Он и сам не понимал, что с ним творится. Оскорбился несправедливым замечанием — надерзословил — испугался, а испугавшись, — устыдился… В этой цепочке самым неприятным было состояние страха, в котором он, пусть недолго, но пребывал после собственной смелости. Это было самое гадкое. Стыдное. Чего испугался? Обыкновенной административной наглости? Ну и пусть дело заводят!
Он знает, что в этом деле уже есть несколько доносов: раза три-четыре не посещал обязательных богослужений, сославшись на нездоровье, а сам тем временем закрывался в ботаническом кабинете и клеил растения; не подчинился инспектору по делам студентов и не отстранил Клавдиана Завилейского от практических занятий, а когда сатирика-куплетиста уволили из университета на два года, ходил просить за него к попечителю; садового рабочего допускает в свой дом запанибрата… Да мало ли чего еще донесли!
«Потому и испугался, что дело завели, — оправдывался перед самим собой Крылов. — Пойду в очередной раз к ректору просить на нужды Гербария либо рабочих для мытья растений, набивки мха в парниках, или какой еще надобности, а он вытащит дело и скажет: «Что же это вы, Порфирий Никитич, правил университетских не соблюдаете, а просить об ассигнованиях не стесняетесь?» Так уже бывало с другими, и с физиком Капустиным, и с Салищевым, и с Кащенко…»
«Врешь, за себя испугался! — ужесточил спор другой голос. — В немилость побоялся впасть…»
На душе было неустойчиво, словно в гололед на томских улицах.

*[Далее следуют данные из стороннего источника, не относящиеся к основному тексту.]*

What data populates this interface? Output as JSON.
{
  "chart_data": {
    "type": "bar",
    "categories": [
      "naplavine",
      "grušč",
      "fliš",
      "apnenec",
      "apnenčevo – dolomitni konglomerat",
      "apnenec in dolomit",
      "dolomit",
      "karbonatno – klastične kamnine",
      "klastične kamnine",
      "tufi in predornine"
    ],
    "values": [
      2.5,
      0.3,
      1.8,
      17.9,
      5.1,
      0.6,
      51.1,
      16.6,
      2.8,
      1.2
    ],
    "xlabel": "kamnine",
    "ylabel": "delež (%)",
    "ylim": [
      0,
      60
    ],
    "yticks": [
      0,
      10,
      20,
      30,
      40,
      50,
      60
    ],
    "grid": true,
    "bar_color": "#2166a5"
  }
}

Это состояние гнало Крылова подальше от людей, и он все шел и шел. С главной улицы свернул на Еланскую. Здесь было поменьше народу и пыли, и хотя и пролегал временный конно-железный рельсовый путь, но вагоны конки громыхали редко, и вокруг было тихо.
Мало-помалу быстрое движение начало свое благотворное воздействие, и Крылов стал успокаиваться. Возле Дальнеключевской он уже смог заметить запоздало цветущую черемуху. Постоял несколько минут, со щемящей грустью ощущая знакомый сладкий дух любимого дерева. Потом двинулся дальше, к горе Каштак.
Совсем недавно и случайно Крылов открыл для себя эту окраину. Нельзя сказать, чтобы здесь было совершенно уединенно: как и на других улицах, тянулись обозы с товаром, катили на своих клячах водовозчики, слышались голоса женщин, спешащих с пустыми ведрами к прохладным ключам, — и все же город, с его базарной сутолокой, шумом, криком, оставался как бы в стороне.
Гору Каштак жители чаще именовали Шведской горой, потому как по преданию именно на этой горе хоронили пленных шведов, сосланных в Томск еще при Петре Великом. Здесь со стороны Иркутского тракта и в самом деле было большое кладбище. Могилы православных соседствовали здесь с огороженными кварталами католиков и иудеев.
У подножья Каштака с северной стороны стояла ветхая часовня, небольшое деревянное сооружение, в котором сохранились иконы и крест, исполненные еще петровским изуграфом Иаковом Лосьевым. Тэмпус деструктор, время-разрушитель грозило обратить в труху и эти иконы, и саму часовню, но сооруженьице все-таки держалось, сопротивляясь тлену из последних сил.
Крылов отворил перекошенную дверь и взошел внутрь.
При его появлении какая-то высохшая, будто лист, сгорбленная старушонка осенила себя мелко-спешными крестами и ушелестела к выходу, качнув слабый огонек полкопеечной восковой свечи.
Крылов остался один. Сел на скамью под незастекленным оконцем, огляделся. Ему нравились такие постройки, без алтарей, скромные, лишенные бьющей в глаза позолоты. Казалось, именно сюда и должна стремиться душа истинно верующего человека, сюда он должен приходить, а не молиться напоказ в переполненных, на театр похожих соборах.
Особое чувство вызывали у Крылова пышные, сверкающие золотом и парчой, разубранные и… всегда недоступные алтари. Еще в детстве ему страстно хотелось заглянуть в них, проникнуть за иконостас, сквозь запретные двери, узнать, а что там, в алтаре, где так ярко и пахуче горят толстые дорогие свечи, что там делает священник в парчовом одеянии?
— В алтарь нельзя. Там совершаются таинства, — говорили ему взрослые и никак не могли объяснить, что это были за таинства. Помнится, именно это вызывало в нем сильное недоумение.